Panelists from all over the US discuss finding common ground with gun violence
SALT LAKE CITY — The Deseret News and the Kem C. Gardner Institute took on the issue of gun violence in America on Tuesday. They assembled a panel made up of people from diverse backgrounds and had a focused discussion on moving beyond partisanship and finding common ground.
In the wake of mass shootings across the country, panelists representing various academic institutions — including Berry College, Heritage Foundation, John Hopkins Bloomberg School of Public Health’s Center for Gun Violence Solutions, Wake Forest University, and Florida State University — all agree thoughtful conversation over gun control and gun rights is long overdue.
“This is something that is deeply devastating to communities and we should all inherently realize we are on the same team,” Amy Swearer with Heritage Foundation said.
So, where do they start?
With mass shootings accounting for a portion of gun violence in our country, experts say we need to broaden our focus.
“Work on ordinary violence and you’re a lot likely to have some tangible benefits from then if you fixate on measures that are specific to mass shootings,” Gary Kleck with Florida State University College of Criminology & Criminal Justice said.
The next step, they say, is gaining a better understanding of gun culture and the motivations of gun owners.
Researchers say it’s about stopping gun violence and taking away guns from the bad guys.
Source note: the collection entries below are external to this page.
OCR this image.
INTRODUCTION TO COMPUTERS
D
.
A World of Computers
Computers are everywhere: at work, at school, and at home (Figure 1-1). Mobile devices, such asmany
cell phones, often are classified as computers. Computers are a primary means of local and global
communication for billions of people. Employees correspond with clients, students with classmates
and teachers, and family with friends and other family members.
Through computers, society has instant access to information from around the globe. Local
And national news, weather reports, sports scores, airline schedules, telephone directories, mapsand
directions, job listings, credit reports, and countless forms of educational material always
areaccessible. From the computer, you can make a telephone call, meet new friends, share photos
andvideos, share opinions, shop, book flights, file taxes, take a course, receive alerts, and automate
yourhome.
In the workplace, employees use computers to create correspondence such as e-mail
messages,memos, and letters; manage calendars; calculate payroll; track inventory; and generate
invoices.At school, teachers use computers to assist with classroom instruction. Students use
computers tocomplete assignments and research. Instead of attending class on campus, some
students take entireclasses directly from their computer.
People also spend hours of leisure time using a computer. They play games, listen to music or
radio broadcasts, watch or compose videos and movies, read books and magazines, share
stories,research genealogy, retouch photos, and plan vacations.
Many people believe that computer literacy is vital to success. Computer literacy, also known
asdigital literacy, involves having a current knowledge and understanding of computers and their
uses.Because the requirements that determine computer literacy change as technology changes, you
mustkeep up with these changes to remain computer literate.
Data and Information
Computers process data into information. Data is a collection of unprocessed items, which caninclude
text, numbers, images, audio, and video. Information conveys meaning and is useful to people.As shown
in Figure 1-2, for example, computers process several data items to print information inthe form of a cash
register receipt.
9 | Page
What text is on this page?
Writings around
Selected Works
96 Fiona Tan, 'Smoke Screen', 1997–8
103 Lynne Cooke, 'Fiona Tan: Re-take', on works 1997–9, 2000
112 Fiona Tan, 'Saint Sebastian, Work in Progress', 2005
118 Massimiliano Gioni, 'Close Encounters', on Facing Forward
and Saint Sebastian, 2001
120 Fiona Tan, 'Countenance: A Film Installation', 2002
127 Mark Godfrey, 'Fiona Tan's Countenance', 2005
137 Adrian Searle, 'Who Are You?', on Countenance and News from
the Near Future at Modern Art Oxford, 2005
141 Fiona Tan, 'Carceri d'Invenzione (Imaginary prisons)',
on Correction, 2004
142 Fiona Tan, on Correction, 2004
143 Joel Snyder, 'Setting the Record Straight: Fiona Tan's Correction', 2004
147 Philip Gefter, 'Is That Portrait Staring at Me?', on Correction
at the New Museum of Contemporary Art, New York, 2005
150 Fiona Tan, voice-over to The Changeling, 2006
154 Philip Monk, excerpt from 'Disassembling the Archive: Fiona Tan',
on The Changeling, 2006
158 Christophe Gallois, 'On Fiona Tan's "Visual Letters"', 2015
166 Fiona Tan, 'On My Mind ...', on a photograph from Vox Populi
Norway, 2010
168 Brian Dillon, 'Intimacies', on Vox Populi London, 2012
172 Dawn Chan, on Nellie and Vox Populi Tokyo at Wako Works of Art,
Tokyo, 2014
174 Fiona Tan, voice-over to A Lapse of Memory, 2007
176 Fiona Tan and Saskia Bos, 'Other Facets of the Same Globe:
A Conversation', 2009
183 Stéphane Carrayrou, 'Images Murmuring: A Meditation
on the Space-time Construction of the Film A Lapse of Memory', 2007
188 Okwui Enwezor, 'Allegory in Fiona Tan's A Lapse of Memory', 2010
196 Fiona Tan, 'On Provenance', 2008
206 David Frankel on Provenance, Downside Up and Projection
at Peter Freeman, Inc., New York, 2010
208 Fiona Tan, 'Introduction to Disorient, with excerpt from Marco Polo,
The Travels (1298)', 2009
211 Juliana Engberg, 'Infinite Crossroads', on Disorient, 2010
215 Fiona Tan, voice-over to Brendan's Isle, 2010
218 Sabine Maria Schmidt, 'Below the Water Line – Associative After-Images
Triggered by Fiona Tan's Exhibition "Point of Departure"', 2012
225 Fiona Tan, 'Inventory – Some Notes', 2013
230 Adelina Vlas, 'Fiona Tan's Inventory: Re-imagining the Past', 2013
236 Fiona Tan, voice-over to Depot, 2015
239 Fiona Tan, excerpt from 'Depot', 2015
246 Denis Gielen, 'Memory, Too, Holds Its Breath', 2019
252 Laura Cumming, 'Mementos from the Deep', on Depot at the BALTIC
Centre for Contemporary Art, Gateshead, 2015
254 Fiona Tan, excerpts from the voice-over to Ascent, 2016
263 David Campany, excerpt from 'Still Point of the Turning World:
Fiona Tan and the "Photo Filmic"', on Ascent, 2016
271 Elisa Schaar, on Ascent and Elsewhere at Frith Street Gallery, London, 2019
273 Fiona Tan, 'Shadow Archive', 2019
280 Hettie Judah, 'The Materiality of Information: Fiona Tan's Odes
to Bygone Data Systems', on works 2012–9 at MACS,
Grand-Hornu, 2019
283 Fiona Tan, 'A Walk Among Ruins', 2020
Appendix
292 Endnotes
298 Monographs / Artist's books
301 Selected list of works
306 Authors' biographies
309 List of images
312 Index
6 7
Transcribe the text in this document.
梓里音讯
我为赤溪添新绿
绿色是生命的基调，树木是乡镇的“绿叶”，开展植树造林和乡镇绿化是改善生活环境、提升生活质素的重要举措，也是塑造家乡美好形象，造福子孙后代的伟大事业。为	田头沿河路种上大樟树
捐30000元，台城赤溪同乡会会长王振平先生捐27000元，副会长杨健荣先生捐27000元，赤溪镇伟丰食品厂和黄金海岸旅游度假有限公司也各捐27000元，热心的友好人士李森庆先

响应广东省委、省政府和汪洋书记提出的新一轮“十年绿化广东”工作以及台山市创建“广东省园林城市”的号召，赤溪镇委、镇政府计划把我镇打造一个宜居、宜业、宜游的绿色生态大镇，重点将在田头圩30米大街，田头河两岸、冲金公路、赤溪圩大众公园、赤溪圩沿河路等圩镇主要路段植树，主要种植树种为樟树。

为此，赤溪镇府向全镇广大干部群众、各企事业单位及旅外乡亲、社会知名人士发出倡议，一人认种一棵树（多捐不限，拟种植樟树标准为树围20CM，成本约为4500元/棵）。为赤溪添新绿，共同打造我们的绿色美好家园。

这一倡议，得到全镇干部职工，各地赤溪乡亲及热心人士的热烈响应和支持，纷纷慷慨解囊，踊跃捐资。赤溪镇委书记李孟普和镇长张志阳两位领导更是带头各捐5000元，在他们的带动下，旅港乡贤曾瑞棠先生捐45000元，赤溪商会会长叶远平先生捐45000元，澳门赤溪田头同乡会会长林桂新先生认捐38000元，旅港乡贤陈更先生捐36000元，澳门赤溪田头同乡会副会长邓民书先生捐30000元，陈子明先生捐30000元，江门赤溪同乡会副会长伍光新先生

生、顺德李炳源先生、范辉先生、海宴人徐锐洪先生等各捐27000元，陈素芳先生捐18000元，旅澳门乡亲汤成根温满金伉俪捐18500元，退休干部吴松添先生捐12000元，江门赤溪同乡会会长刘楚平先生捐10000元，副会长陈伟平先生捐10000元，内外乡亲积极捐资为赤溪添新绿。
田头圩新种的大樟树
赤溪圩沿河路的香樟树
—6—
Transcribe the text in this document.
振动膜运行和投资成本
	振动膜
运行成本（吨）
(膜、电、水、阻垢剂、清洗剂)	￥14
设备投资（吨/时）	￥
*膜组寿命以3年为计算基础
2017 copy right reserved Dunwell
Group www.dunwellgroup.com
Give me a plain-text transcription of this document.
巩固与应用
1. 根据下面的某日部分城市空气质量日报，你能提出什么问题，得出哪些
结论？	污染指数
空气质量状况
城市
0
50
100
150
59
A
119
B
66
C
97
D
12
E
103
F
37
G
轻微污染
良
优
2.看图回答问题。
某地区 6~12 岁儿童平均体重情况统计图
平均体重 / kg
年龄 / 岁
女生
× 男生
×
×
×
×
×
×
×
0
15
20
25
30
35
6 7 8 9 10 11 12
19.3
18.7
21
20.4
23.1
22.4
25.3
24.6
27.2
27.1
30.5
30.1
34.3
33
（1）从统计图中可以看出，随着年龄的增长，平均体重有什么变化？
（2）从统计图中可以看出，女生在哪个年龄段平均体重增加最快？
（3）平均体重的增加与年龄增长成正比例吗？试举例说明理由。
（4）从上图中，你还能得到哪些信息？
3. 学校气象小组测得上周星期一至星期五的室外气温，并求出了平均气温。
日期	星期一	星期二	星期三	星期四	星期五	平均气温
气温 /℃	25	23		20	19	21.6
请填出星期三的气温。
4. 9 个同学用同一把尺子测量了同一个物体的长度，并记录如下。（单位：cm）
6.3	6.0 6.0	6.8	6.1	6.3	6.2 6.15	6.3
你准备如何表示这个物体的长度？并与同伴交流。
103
“A lot of gun owners think, ‘Well, wait a minute. I didn’t commit a mass shooting. I’m not the one who did something wrong here. I’m a law abiding gun owner,’” Swearer said.
Panelists worked with groups of local lawmakers, police, and policy makers to come up with solutions, which included: addressing mental health, background checks, and specific data on who is committing gun violence.
“One hundred and nine people die every day by gun violence,” Chief Mike Brown with the Salt Lake City Police Department said. “It’s a big problem. There’s a lot to do and I’m looking for all your help.”
The group also heard from members of our congressional delegation.
Discussion concluded that federal government doesn’t have all the answers, and it’s up to states to share information on what’s working.